Doch je tief greifender und komplexer Veränderungen ausfallen, desto wichtiger wird der Faktor Sprache. So wie Politik nicht als Vollzug sachlogischer Gegebenheiten denkbar ist, lässt sie sich auch nicht rein rational  mit dem Verweis auf vermeintlich objektive Notwendigkeiten kommunizieren. Als Willy Brandt von „Mehr Demokratie wagen“ sprach, konnten seine Zuhörer damit viele persönliche Errungenschaften assoziieren, etwa bessere Mitbestimmung in den Ortsverbänden der Partei oder mehr Mitreden am Ausbildungs- oder Arbeitsplatz. Heute lavieren die Parteien zwischen Alarmismus, Kapitalismuskritik und Modernisierungsrhetorik. Ein zentrales Politikfeld wie die Bildungspolitik einmal nicht nur in volkswirtschaftlichen Kategorien, nicht lediglich als Frage von Wettbewerbsfähigkeit, Wohlstand und Arbeitsplatzsicherung zu diskutieren, gelingt ihnen indes nicht. Statt klare, übergeordnete gesellschaftliche Ziele zu formulieren und aus diesen dann die notwendigen Themen abzuleiten, dominieren häufig  Regel Warenhauskataloge voller Einzelmaßnahmen.

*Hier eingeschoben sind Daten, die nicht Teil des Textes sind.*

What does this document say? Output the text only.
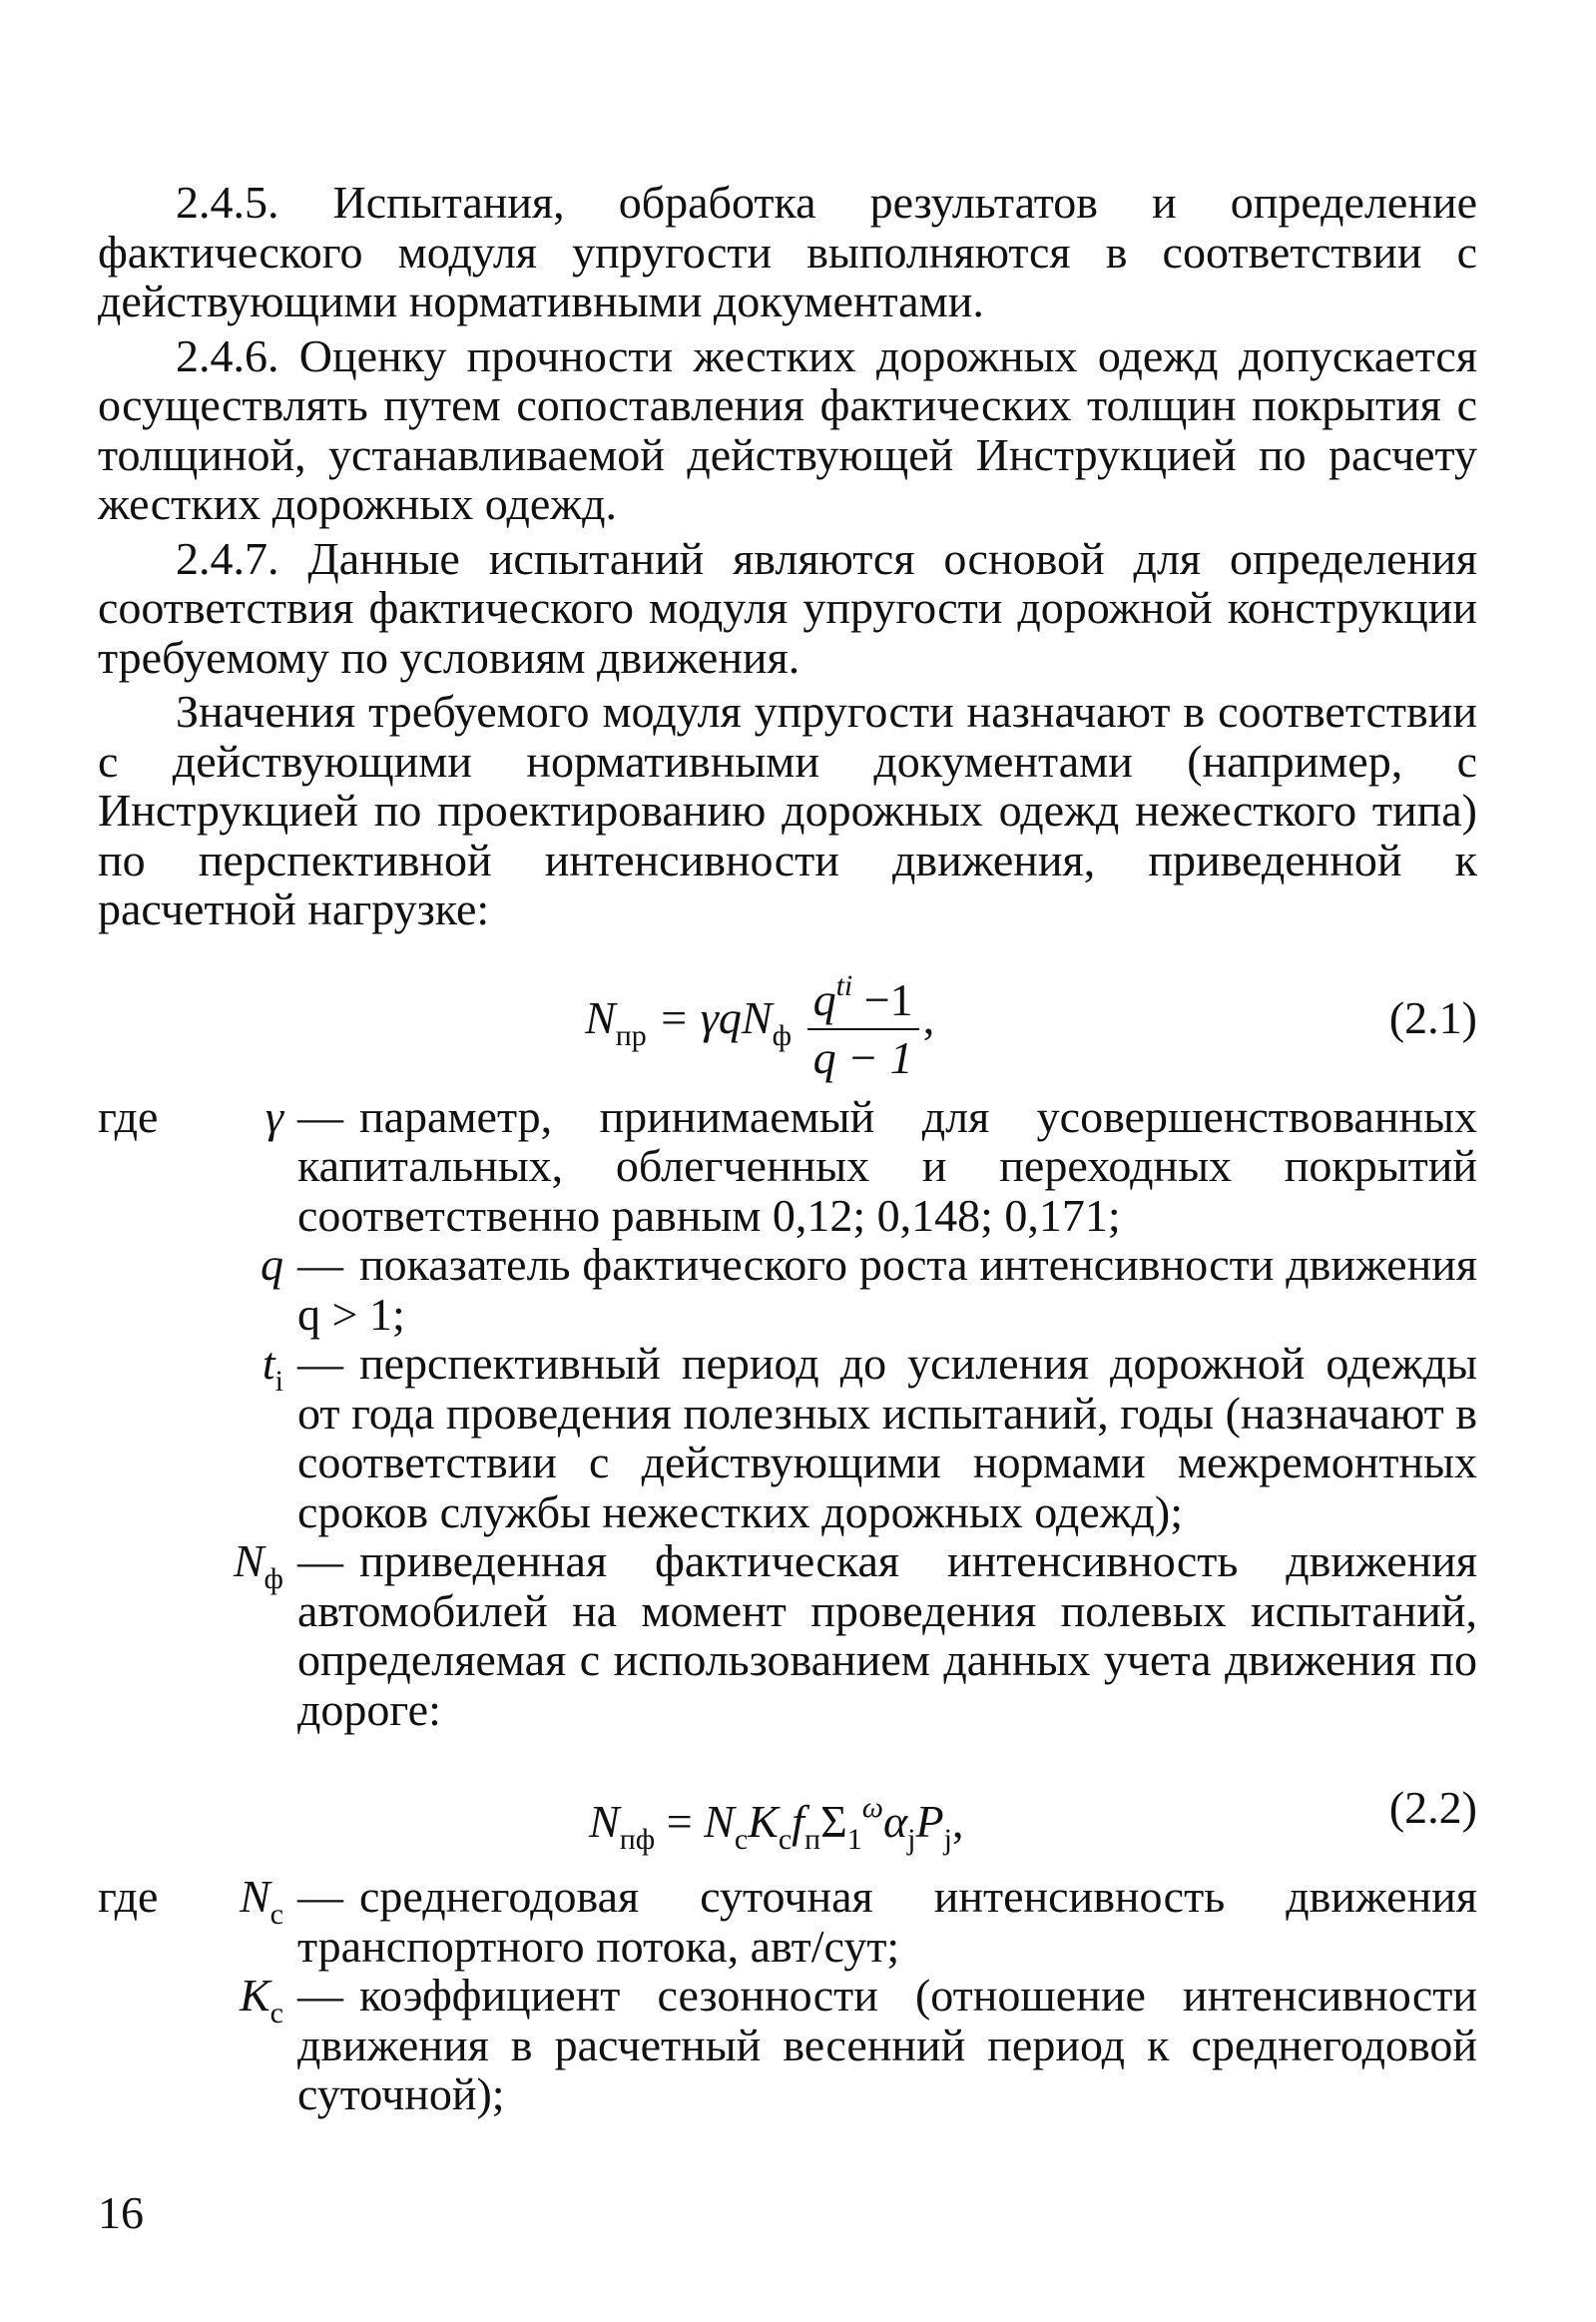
2.4.5. Испытания, обработка результатов и определение фактического модуля упругости выполняются в соответствии с действующими нормативными документами.

2.4.6. Оценку прочности жестких дорожных одежд допускается осуществлять путем сопоставления фактических толщин покрытия с толщиной, устанавливаемой действующей Инструкцией по расчету жестких дорожных одежд.

2.4.7. Данные испытаний являются основой для определения соответствия фактического модуля упругости дорожной конструкции требуемому по условиям движения.

Значения требуемого модуля упругости назначают в соответствии с действующими нормативными документами (например, с Инструкцией по проектированию дорожных одежд нежесткого типа) по перспективной интенсивности движения, приведенной к расчетной нагрузке:

$N_{пр} = \gamma qN_ф \frac{q^{ti} -1}{q - 1}$ ,	(2.1)
где γ — параметр, принимаемый для усовершенствованных капитальных, облегченных и переходных покрытий соответственно равным 0,12; 0,148; 0,171;
q — показатель фактического роста интенсивности движения q > 1;
$t_i$ — перспективный период до усиления дорожной одежды от года проведения полезных испытаний, годы (назначают в соответствии с действующими нормами межремонтных сроков службы нежестких дорожных одежд);
$N_ф$ — приведенная фактическая интенсивность движения автомобилей на момент проведения полевых испытаний, определяемая с использованием данных учета движения по дороге:
$N_{пф} = N_сK_сf_п\Sigma_1^\omega\alpha_jP_j$,	(2.2)
где $N_с$ — среднегодовая суточная интенсивность движения транспортного потока, авт/сут;
$K_с$ — коэффициент сезонности (отношение интенсивности движения в расчетный весенний период к среднегодовой суточной);
16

Natürlich unterscheiden sich Deutschland und die USA in ihren historisch-kulturellen Prägungen, sind die Amerikaner offener für Pathos und Emotionalität. Nirgends sollten politische Slogans (oder schlimmer: Desinformation und Propaganda) die Inhalte ersetzen. Doch heißt dies nicht, dass die Qualität politischer Kommunikation unveränderlich, der politische Diskurs mithin unweigerlich einer der Sachzwänge und Alternativlosigkeiten sein muss. Wer glaubt, es gebe nicht die richtigen Worte, so George Lakoff, dem fehlt es in Wirklichkeit vielleicht an Ideen. Nicht an Obamas Stil oder seinen manchmal poetischen lyrics sollten sich die deutsche Politik orientieren. Entscheidend ist die Bedeutung, die er und sein Team dem Faktor Sprache beimessen, und die Systematik, mit der sie abstrakte Konzepte in wirkungsvolle, ansprechende Botschaften übersetzen.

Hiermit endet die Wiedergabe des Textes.